Kembali ke Artikel
Literasi untuk Anak Tunagrahita? Why Not Sumber Gambar: Dokumentasi Penulis
10 Aug/2019

Literasi untuk Anak Tunagrahita? Why Not

Literasi untuk Anak Tunagrahita? Why Not.

Zakiyah, S.Pd.

 

Anak tunagrahita. Siapa dia? Yang orang awam tahu, mereka adalah anak cacat mental. Sungguh miris sebutan itu ditujukan kapada anak tunagrahita. Tidak dapat dimungkiri, itulah kenyataan yang ada dan masih melekat di benak orang-orang yang tidak dan belum mengerti apa itu pendidikan luar biasa. Ada benarnya juga pendapat mereka tapi bukan berarti mereka boleh dikatakan secara kasar sebagai anak cacat. Mereka hanya anak yang membutuhkan perlakuan khusus.

Secara umum, anak tunagrahita adalah anak yang mengalami keterbelakangan dalam menyesuaikan diri dan memiliki kecerdasan di bawah rata-rata. Dengan kecerdasan di bawah rata-rata ini, anak tunagrahita ringan memiliki keterbatasan dalam berpikir abstrak dan kemampuan intelektual lain. Anak tunagrahita ringan lebih banyak belajar dengan cara membeo (rate learning). Walaupun kemampuan akademisnya terbatas, namun mereka masih memiliki kemampuan yang dapat dikembangkan dalam bidang keterampilan.

Dalam mengenalkan program literasi pada anak tunagrahita memerlukan cara dan pendekatan khusus. Untuk mengenalkan gerakan literasi kepada anak tunagrahita harus dilakukan dengan sederhana dan harus menarik. Itulah uniknya anak tungrahita.

Para guru di SLB Negeri Mojosari yang menangani anak tunagrahita dalam mengenalkan literasi menggunakan pendekatan individual. Guru harus tahu apa yang disukai dan tidak disukai anak, sebab untuk pengenalan literasi dimulai dari titik paling bawah, yaitu mengenalkan buku dengan gambar-gambar yang menarik dan warna mencolok. Dengan mengenal kejiwaan dan kesukaan anak didik secara individual, anak akan mudah dibawa ke dunia literasi dengan melihat gambar-gambar yang disukai anak, sebab bila gambar itu tidak disukai atau bahkan membuat anak takut, buku itu akan dirobek oleh mereka.

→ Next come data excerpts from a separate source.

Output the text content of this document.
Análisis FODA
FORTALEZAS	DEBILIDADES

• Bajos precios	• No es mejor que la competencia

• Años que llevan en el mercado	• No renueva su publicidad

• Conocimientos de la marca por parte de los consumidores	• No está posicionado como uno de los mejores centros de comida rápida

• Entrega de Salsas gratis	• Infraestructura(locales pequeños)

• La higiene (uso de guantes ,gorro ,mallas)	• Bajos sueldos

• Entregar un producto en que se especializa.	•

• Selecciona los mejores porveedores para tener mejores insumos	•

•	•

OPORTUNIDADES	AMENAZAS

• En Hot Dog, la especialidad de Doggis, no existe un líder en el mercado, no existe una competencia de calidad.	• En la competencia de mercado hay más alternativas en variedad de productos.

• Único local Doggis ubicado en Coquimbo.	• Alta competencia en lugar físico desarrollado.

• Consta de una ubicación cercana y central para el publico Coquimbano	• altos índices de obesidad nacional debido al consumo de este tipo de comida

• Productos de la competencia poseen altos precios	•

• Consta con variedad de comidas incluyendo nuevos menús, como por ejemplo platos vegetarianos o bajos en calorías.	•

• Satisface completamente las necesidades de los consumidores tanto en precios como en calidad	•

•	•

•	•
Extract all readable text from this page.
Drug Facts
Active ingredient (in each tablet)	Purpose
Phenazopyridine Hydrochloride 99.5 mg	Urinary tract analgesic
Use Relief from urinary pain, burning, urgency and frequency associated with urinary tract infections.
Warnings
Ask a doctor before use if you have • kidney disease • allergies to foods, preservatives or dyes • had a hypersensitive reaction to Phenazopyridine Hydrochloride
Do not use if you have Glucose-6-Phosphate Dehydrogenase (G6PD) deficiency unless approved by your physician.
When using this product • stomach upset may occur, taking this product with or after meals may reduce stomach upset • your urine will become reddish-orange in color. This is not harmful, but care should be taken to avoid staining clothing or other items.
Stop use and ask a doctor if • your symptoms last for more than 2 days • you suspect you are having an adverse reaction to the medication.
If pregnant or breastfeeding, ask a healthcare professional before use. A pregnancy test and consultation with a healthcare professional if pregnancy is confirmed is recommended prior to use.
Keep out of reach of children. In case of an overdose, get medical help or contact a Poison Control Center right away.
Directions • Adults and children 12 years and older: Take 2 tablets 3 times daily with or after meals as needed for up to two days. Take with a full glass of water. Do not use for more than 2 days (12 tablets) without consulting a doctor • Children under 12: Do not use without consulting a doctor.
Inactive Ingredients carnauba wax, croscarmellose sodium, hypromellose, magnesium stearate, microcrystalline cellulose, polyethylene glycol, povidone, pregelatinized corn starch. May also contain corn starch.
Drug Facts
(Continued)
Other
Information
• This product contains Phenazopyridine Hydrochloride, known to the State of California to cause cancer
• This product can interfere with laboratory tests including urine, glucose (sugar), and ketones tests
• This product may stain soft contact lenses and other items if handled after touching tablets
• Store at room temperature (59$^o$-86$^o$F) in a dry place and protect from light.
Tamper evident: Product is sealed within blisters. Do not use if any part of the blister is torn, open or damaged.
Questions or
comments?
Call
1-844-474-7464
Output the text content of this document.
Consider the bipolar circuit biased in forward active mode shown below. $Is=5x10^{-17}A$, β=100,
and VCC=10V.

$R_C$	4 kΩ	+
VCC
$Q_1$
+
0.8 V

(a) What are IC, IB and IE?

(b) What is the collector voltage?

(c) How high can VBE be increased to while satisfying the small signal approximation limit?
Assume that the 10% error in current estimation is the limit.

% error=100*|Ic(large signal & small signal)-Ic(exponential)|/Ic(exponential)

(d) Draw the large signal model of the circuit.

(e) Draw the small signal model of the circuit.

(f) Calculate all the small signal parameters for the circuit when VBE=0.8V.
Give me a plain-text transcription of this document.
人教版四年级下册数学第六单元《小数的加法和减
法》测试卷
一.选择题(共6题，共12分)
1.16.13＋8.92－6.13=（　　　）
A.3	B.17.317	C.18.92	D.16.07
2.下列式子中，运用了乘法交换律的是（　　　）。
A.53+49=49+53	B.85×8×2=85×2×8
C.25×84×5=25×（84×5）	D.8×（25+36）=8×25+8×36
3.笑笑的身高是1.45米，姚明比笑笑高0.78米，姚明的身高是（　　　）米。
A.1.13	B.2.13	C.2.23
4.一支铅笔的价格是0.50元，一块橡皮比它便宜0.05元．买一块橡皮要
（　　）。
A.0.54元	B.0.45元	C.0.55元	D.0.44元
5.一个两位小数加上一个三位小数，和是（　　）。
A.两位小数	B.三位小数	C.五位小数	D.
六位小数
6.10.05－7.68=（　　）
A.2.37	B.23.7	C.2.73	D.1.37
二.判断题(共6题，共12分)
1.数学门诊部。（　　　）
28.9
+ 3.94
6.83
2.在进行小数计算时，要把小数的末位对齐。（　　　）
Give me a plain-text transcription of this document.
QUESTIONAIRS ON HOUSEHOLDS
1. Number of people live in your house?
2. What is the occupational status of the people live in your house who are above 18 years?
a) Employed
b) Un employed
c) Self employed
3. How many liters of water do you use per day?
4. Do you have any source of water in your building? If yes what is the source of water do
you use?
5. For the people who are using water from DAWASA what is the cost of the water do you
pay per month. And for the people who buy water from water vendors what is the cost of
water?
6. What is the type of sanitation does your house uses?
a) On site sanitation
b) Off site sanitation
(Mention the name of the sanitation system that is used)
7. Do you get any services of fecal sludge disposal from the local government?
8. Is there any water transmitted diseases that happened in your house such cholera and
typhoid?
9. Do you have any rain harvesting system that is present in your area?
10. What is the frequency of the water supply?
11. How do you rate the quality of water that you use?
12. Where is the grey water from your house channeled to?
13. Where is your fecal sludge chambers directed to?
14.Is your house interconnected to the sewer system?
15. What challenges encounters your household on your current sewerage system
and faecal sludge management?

Sebaliknya, bila anak sudah tertarik dengan gambar yang ada dalam buku, anak akan tenang dan bisa asyik melihat-lihat buku. Ini biasanya diperlakukan untuk anak tunagrahita kelas rendah.

Untuk anak tunagrahita kelas besar berbeda cara penanganannya. Mereka bisa diberi buku apa saja, misalnya buku pelajaran atau buku cerita. Namun, tetap dengan gambar agar bisa menarik perhatian anak. Dengan teknik pengembangan membaca melalui cerita yang ada di buku bagi anak yang belum bisa membaca bisa mengeja.

Untuk anak tunagrahita yang lancar membaca dikembangkan dengan menulis kembali tulisan pada cerita secara sederhana sesuai kemampuan anak. Anak mau dan mampu untuk melihat-lihat buku itu saja merupakan awal yang baik. Dengan demikian, guru akan mudah mengarahkan ke tahap yang lebih tinggi, yaitu bisa membaca dan menulis meskipun sederhana.

Melalui kebiasaan melihat-lihat buku secara tidak langsung juga mengajari budaya literasi kepada anak tunagrahita meskipun termasuk tingkat paling bawah. Meskipun demikian, guru dituntut untuk memberikan pengawasan agar tidak terjadi sesuatu yang tidak diinginkan, seperti buku dirobek.

Bila anak tungrahita yang kelas kecil atau besar dianggap sudah bisa membaca dan tidak hiperaktif atau emosinya terkendali, anak dikenalkan dengan perpustakaan sekolah. Di sana mereka bisa melihat-lihat banyak buku dan bisa membaca. Bila anak belum bisa membaca atau masih belum terkendali, hiperaktif, dan emosinya dikhawatirkan dapat merusak buku-buku di perpustakaan, guru bisa membawa buku ke dalam kelas agar lebih mudah dalam mengawasinya.